As I was sitting here in my office this morning, the day before I head down to Ann Arbor for Michigan v. Notre Dame Under the Lights, I was forwarded a link to your front page, on which was a picture of a few of my closest friends from my days in Ann Arbor (some of whom are also returning this weekend). The picture was from the student vigil we held on the Diag the night of the 9/11 attacks, now 10 years ago.
I still remember that day like it was yesterday. As the Michigan Student Assembly president at the time, I woke up preparing to chair my first meeting of the year, and instead spent the day running from meeting to meeting, working with the University on setting up counseling centers and class cancellation, and then working with my friends on the assembly to decide to hold that vigil and then organize it in the span of a few hours.

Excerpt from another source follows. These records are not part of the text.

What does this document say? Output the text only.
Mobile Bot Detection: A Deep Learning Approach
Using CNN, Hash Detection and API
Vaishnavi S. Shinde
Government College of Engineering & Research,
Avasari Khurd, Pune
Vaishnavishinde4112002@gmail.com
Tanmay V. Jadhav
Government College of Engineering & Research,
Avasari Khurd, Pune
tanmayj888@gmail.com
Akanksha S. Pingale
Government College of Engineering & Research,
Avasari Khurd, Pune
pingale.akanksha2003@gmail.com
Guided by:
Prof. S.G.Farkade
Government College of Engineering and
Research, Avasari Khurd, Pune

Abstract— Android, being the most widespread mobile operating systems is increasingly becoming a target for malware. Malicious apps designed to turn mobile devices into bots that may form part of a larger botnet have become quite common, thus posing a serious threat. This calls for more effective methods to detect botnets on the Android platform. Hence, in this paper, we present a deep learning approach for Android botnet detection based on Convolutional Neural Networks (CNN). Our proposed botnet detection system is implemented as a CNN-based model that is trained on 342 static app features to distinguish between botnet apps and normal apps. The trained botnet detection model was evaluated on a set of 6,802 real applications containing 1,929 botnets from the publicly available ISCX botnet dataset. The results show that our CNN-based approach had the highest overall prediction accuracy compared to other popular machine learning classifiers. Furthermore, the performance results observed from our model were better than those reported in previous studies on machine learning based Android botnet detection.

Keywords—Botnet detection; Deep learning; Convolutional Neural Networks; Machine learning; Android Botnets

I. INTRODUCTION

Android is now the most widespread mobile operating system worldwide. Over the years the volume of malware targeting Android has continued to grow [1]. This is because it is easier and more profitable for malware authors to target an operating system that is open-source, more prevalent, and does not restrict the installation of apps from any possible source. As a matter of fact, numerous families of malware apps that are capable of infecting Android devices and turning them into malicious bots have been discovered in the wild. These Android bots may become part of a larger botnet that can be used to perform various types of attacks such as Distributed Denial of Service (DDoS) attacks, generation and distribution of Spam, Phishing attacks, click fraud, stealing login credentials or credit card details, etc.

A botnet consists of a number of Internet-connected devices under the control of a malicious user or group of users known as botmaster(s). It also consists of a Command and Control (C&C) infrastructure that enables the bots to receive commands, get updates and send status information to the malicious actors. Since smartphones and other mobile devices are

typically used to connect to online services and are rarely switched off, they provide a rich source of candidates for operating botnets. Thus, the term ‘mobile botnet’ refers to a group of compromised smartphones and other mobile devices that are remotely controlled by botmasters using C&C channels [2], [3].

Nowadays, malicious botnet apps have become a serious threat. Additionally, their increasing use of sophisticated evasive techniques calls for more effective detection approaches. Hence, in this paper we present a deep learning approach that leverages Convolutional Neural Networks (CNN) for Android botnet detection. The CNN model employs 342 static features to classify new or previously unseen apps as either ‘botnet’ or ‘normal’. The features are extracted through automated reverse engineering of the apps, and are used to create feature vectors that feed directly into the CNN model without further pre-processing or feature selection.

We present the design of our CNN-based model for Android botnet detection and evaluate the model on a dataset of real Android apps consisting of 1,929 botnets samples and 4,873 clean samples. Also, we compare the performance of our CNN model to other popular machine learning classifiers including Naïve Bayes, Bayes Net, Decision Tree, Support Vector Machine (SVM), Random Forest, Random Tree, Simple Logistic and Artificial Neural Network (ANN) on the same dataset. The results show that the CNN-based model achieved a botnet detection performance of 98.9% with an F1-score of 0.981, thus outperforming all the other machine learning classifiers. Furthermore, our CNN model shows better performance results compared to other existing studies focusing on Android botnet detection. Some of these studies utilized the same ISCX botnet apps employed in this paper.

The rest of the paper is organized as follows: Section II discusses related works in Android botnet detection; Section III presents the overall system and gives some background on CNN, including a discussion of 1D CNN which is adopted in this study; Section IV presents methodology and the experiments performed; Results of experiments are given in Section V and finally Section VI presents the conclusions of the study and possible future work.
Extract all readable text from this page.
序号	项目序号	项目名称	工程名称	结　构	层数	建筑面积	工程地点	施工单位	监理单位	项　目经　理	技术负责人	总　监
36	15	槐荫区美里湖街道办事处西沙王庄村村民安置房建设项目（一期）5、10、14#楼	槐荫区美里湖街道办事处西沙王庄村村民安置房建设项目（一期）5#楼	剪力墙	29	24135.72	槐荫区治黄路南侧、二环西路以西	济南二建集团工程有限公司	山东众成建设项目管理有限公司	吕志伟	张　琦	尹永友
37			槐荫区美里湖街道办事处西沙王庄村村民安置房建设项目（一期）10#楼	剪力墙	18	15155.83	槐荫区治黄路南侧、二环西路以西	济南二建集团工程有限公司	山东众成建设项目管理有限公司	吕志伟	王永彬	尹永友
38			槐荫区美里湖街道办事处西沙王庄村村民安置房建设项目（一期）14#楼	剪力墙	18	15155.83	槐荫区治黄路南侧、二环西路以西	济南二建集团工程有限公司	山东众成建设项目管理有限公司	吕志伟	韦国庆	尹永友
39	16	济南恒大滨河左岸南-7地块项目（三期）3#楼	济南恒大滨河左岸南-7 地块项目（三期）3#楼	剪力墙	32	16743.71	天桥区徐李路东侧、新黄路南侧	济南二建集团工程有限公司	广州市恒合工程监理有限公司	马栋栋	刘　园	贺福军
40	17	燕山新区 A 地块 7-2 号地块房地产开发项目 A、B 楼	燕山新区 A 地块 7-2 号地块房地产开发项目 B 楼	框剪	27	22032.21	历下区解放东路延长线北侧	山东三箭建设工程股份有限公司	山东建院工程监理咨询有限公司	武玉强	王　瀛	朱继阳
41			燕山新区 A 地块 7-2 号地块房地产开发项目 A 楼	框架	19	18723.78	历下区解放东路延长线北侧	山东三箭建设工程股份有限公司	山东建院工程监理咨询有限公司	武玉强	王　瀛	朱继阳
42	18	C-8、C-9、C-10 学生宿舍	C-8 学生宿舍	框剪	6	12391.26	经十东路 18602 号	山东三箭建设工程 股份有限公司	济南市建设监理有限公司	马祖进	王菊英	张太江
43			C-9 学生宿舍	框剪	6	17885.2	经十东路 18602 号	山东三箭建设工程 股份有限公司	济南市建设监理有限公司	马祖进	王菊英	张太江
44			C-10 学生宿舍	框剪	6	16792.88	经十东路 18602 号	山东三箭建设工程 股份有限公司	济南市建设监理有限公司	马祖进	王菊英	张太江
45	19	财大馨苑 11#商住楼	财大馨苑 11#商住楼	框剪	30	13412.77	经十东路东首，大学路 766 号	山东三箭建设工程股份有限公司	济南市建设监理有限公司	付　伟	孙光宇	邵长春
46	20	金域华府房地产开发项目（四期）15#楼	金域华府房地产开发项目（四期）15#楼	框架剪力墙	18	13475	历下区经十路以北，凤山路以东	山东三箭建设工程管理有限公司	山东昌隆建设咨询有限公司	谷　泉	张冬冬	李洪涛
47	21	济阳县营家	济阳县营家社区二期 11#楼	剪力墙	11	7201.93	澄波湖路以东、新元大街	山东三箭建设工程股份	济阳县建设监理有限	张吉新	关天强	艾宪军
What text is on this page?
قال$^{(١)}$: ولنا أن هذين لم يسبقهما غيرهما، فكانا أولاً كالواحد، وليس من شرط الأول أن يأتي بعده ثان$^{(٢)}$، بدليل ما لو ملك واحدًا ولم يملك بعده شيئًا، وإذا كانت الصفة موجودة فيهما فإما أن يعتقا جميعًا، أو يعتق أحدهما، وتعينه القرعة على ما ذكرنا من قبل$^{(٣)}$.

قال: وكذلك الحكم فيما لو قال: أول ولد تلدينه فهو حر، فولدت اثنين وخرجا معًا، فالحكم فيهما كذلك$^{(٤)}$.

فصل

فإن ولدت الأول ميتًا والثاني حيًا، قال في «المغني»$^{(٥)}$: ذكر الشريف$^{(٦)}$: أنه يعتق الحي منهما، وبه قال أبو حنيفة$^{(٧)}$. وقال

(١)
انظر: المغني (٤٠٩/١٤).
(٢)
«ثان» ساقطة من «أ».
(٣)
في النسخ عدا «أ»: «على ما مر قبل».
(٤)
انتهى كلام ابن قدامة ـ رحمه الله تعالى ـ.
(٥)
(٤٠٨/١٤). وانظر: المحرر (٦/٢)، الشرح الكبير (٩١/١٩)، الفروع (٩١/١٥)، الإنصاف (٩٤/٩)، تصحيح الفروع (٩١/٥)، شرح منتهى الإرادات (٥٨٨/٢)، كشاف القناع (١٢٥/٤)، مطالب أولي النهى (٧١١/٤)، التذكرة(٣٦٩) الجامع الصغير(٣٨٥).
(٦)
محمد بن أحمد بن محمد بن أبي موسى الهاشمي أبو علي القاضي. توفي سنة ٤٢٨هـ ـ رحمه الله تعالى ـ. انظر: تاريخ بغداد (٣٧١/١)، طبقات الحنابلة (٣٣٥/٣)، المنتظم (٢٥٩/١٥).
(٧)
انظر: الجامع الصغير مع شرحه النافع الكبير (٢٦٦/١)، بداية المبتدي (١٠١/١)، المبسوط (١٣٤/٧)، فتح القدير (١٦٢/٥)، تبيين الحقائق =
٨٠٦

My friends’ faces say it all — the pain you can see Andrew actually feeling, the concern and uncertainty that Jessica had for what this all meant and the resolve to do whatever was going to be asked by Mike. None of us really knew what that day had meant at the time, but we had more than 20,000 people together that night just to be together to feel together, and to begin to move forward together. We didn’t come that night calling for retribution, or calling for absolution — we came together purely for the sake of reminding each other that we are all collectively one and here for each other as a community at Michigan. I have never talked to anyone who was there that night who didn’t feel the same way, and my trust in our future as a nation continues to be founded largely in moments like that.